Key risks within our Tier 1 supply chain are:
Geographic – Limited variability in geographic risk
- Genea’s Tier-1 geographic slavery risk exposure is concentrated predominantly in Australia, where 97 per cent of the assessed suppliers are located.
- The highest risk location Genea sources its products and services directly from is the United States of America, however this comprises only 1.9 per cent of Genea’s total spend.
- The high risk industries within our supply chain are:
- Environmental & Facilities Services
- Human Resource & Employment Services
- Diversified Real Estate Services (e.g., property management)
- Diversified Support Services (e.g., cleaning, storage)
- Offshore services (e.g. overseas gamete banks)
- These industries have a relatively higher risk of modern slavery due to the prevalence of casual, temporary, or sub-contracted employment of lower-skilled and often migrant workers
We understand that we are at the beginning of our modern slavery risk journey. Our current focus has been undertaking an external modern slavery risk assessment of our operations and supply chain and conducting a gap analysis of our processes and policies. We have developed an action plan based on the findings of this analysis and will be working to implement this over the next three years.
Effectiveness of actions
We are committed to monitoring the effectiveness of our actions and continuously improving our approach to modern slavery risk management. As this is our first statement, over the next twelve months we review the effectiveness of our actions. As such, we will consider:
- Number of risks identified
- Number of employees trained in modern slavery
- Oversight of Tier 1 suppliers
Moving forward we will assess the effectiveness of our actions to ensure they are promoting the rights of workers and reducing the risk of modern slavery in our operations and supply chain.

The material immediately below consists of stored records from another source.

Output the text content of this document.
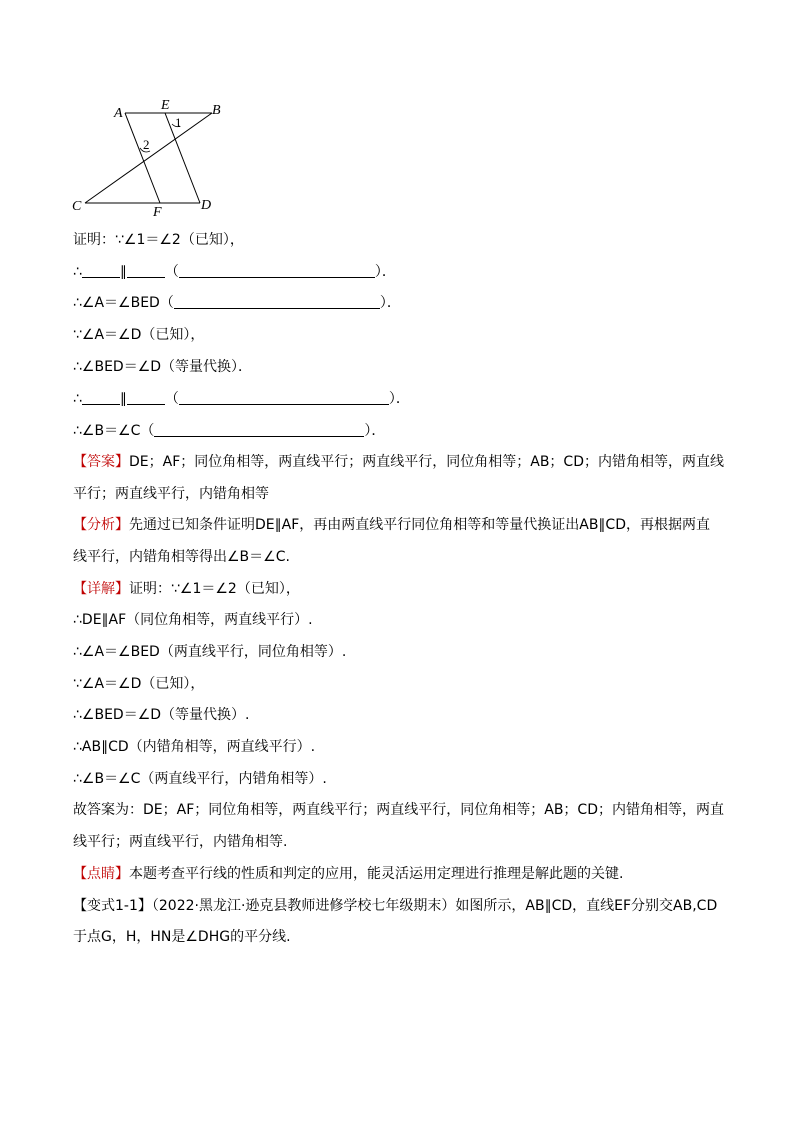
A
E	B
1
2
C	F	D
证明：∵∠1＝∠2（已知），
∴	∥	（	）．
∴∠A＝∠BED（	）．
∵∠A＝∠D（已知），
∴∠BED＝∠D（等量代换）．
∴	∥	（	）．
∴∠B＝∠C（	）．
【答案】DE；AF；同位角相等，两直线平行；两直线平行，同位角相等；AB；CD；内错角相等，两直线
平行；两直线平行，内错角相等
【分析】先通过已知条件证明DE∥AF，再由两直线平行同位角相等和等量代换证出AB∥CD，再根据两直
线平行，内错角相等得出∠B＝∠C.
【详解】证明：∵∠1＝∠2（已知），
∴DE∥AF（同位角相等，两直线平行）.
∴∠A＝∠BED（两直线平行，同位角相等）.
∵∠A＝∠D（已知），
∴∠BED＝∠D（等量代换）.
∴AB∥CD（内错角相等，两直线平行）.
∴∠B＝∠C（两直线平行，内错角相等）.
故答案为：DE；AF；同位角相等，两直线平行；两直线平行，同位角相等；AB；CD；内错角相等，两直
线平行；两直线平行，内错角相等.
【点睛】本题考查平行线的性质和判定的应用，能灵活运用定理进行推理是解此题的关键.
【变式1-1】（2022·黑龙江·逊克县教师进修学校七年级期末）如图所示，AB∥CD，直线EF分别交AB,CD
于点G，H，HN是∠DHG的平分线.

We are committed to strengthening the processes to identify and manage modern slavery risks within our own operations and supply chain and will work to embed the following actions.
We acknowledge that the inherent risk within our Thailand operations and supply chains a higher than our Australian operations and will endeavour to undertake an assessment to understand potential Modern Slavery risk in FY24. The Thailand operations is a small part of Genea’s business with revenue contribution < 1% of Group revenue.
Policies and procedures
We plan to implement the following policies to establish internal controls for managing broader human rights and the risk of modern slavery within our business and supply chain:
- Human Rights and Modern Slavery policy sets out our commitment to supporting human rights, our zero tolerance for modern slavery within our operations and expectations for suppliers
- Whistleblower policy outlines our mechanism for reporting of any instances of suspected illegal, immoral, or fraudulent practices, whilst providing protection and measures so that anyone making a report can do so confidentially, without fear of reprisal
Genea is committed to establishing clearly defined roles & responsibilities of newly formed modern slavery working group.
Genea will collect more specific data when assessing new suppliers to enhance the assessment of all potential suppliers for their approach to managing modern slavery risk. When we have a new supplier, we also will require them to read and adhere to our Human Rights and Modern Slavery policy.
If any issues are uncovered we will work in partnership with our suppliers to remediate the issue. To date, we are not aware of any issues within our own operations or Tier 1 supply chain.
The reporting entity, Joey HoldCo Pty Ltd, actively engaged and consulted with all companies we own or control in the development of this Statement.
This statement has been approved by the Board of Directors on 27 September 2023.